How to Switch Models in OpenClaw

Changing the model for any OpenClaw agent takes 30 seconds. Update the provider section in your agent's configuration:

# Option 1: Edit the agent config directly
openclaw config set provider anthropic
openclaw config set model claude-4-sonnet

# Option 2: Set in SOUL.md (recommended)
# Add to the top of your agent's SOUL.md:
---
provider: anthropic
model: claude-4-sonnet
---

# Option 3: Environment variable (applies to all agents)
export OPENCLAW_PROVIDER=anthropic
export OPENCLAW_MODEL=claude-4-sonnet

You can run different models for different agents. Your SEO agent can use Claude 4 Sonnet while your notification agent runs on Haiku. OpenClaw handles the provider routing automatically.

Deploy Agents with the Right Model

Choosing the right model is step one. Getting your agents deployed and running in production is step two. Scan your site for free to see which AI agents your business needs, then browse 162 agent templates to deploy pre-configured agents with optimized model settings in 60 seconds.

Ready to deploy OpenClaw agents with optimized model configs?

Frequently Asked Questions

What is the best overall model for OpenClaw agents in 2026?

Claude 4 Sonnet is the best overall model for OpenClaw agents. It leads in tool calling reliability (98%+), handles complex multi-step workflows, and has a 200K context window. For budget setups, Claude 3.5 Haiku delivers 90% of the capability at a fraction of the cost.

Can I run OpenClaw agents with free local models?

Yes. Llama 3.3 70B and Qwen 2.5 72B run locally via Ollama with zero API costs.
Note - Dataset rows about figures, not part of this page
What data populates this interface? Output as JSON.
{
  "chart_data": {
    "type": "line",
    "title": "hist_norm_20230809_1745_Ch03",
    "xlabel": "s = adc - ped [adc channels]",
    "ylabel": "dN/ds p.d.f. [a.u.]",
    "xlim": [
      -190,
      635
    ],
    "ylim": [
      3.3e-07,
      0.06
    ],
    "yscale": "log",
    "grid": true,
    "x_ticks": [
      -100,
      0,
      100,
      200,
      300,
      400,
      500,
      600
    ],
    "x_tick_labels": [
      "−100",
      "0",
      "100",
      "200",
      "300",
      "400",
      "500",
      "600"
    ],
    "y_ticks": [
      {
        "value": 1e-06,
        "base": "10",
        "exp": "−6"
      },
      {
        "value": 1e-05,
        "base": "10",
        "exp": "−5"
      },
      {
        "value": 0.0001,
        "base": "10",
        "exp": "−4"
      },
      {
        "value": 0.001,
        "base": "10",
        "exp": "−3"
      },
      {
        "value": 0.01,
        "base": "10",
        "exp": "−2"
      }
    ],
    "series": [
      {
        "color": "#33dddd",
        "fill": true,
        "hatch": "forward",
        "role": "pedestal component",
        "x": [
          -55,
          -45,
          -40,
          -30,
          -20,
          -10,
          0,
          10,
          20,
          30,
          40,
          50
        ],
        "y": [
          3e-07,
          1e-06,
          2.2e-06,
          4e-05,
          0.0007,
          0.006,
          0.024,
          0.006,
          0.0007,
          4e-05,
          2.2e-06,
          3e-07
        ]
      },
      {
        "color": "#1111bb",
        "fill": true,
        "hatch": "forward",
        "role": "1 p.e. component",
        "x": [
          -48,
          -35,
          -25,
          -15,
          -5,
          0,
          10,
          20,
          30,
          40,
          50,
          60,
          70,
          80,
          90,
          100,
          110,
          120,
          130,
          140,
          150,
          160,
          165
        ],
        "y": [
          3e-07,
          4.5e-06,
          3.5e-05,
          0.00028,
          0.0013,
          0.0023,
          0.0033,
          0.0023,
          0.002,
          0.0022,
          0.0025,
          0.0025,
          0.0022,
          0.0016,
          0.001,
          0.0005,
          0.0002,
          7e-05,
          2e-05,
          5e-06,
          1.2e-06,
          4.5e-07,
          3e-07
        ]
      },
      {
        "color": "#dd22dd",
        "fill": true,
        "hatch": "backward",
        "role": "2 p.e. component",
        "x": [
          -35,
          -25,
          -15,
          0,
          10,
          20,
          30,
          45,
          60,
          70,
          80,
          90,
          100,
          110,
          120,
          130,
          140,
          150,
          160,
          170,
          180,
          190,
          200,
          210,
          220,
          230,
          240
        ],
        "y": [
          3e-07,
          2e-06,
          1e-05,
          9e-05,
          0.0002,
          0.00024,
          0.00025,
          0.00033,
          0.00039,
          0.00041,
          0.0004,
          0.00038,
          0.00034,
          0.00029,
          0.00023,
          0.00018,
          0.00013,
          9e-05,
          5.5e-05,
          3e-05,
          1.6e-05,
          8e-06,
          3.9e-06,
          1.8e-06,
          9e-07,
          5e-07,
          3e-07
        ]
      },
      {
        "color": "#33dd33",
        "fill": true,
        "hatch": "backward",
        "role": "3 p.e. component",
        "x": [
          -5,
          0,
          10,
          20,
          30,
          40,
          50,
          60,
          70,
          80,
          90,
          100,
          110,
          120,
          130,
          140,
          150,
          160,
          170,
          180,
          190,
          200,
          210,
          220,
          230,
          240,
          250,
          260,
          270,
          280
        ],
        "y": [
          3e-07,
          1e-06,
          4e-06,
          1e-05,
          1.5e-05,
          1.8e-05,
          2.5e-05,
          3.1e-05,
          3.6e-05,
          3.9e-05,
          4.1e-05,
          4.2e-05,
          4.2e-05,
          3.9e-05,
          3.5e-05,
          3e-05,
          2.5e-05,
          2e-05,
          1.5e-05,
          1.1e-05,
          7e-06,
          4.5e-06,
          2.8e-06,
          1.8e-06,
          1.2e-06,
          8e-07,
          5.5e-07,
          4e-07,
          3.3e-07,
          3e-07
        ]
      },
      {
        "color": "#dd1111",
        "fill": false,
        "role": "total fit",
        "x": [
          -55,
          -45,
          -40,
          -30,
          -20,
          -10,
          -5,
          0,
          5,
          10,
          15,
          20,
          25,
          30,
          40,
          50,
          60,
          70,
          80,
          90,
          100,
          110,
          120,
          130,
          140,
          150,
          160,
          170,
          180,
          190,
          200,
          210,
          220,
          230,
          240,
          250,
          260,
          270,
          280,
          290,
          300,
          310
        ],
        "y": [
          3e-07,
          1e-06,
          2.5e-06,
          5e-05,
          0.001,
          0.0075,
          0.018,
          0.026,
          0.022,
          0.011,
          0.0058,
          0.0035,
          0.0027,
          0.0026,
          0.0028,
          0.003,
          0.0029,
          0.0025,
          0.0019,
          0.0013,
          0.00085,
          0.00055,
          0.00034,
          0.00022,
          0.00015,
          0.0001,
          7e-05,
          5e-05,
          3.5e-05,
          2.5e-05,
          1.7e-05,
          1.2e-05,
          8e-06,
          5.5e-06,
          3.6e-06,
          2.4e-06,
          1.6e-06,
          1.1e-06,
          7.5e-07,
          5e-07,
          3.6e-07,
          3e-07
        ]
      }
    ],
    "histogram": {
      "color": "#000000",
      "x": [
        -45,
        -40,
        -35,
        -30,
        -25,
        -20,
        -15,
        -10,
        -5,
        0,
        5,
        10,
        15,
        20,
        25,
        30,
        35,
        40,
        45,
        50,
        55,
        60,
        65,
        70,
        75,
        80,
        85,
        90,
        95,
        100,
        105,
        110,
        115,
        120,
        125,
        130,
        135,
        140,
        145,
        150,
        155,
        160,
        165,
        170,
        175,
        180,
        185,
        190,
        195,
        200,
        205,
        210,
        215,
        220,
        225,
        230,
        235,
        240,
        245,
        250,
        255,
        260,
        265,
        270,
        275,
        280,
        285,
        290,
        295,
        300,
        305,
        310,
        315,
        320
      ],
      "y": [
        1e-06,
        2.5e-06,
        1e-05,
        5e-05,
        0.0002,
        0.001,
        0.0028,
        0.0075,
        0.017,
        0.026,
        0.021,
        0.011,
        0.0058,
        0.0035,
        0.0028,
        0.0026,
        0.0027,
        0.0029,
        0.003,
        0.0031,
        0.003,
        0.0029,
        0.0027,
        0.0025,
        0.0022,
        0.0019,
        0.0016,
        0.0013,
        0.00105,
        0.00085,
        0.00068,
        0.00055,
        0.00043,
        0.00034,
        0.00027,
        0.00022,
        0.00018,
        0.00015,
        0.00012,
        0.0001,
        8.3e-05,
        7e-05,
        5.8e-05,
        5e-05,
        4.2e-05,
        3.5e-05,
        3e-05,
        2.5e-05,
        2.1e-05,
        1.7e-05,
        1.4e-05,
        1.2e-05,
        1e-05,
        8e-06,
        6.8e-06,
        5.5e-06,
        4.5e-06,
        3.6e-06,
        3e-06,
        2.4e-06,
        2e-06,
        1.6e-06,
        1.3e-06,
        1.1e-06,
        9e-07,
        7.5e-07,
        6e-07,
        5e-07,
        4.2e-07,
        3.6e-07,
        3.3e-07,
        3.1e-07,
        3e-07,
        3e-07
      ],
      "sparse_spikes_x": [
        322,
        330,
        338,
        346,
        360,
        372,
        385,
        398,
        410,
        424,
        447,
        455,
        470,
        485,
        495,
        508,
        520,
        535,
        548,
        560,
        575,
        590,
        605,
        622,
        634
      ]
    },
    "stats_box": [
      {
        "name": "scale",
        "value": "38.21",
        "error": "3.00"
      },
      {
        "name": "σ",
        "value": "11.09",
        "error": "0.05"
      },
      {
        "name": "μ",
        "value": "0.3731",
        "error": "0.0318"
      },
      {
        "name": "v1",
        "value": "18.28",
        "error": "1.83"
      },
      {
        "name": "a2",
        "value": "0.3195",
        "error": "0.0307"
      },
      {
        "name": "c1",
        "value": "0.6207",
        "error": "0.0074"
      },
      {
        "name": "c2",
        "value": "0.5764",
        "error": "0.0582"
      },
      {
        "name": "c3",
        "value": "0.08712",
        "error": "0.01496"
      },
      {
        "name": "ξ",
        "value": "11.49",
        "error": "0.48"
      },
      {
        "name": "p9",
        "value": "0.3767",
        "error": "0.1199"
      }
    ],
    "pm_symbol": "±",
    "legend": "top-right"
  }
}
You need a machine with at least 48GB RAM for 70B models, or you can run quantized versions on 16GB. Tool calling reliability is lower than cloud models but works for simple agents and development.

How do I switch models for an OpenClaw agent?

Set the provider and model in your agent configuration or SOUL.md file. For example: provider: anthropic, model: claude-4-sonnet. For local models: provider: ollama, model: llama3.3:70b. Different agents in the same OpenClaw instance can use different models simultaneously.

What is model routing and should I use it with OpenClaw?

Model routing sends simple tasks to cheap, fast models and complex tasks to powerful, expensive ones. For example, route basic lookups to Claude 3.5 Haiku ($0.80/M tokens) and multi-step research to Claude 4 Sonnet ($3/M tokens). This can cut costs by 60-80% without losing quality on important tasks.

Which model has the best cost-to-performance ratio for OpenClaw?

DeepSeek V3 offers the best raw cost-to-performance ratio at $0.27/$1.10 per million tokens with strong tool calling. But factoring in reliability, Claude 3.5 Haiku at $0.80/$4 per million tokens is the practical winner. It handles most agent tasks reliably and costs under $10/month for typical usage.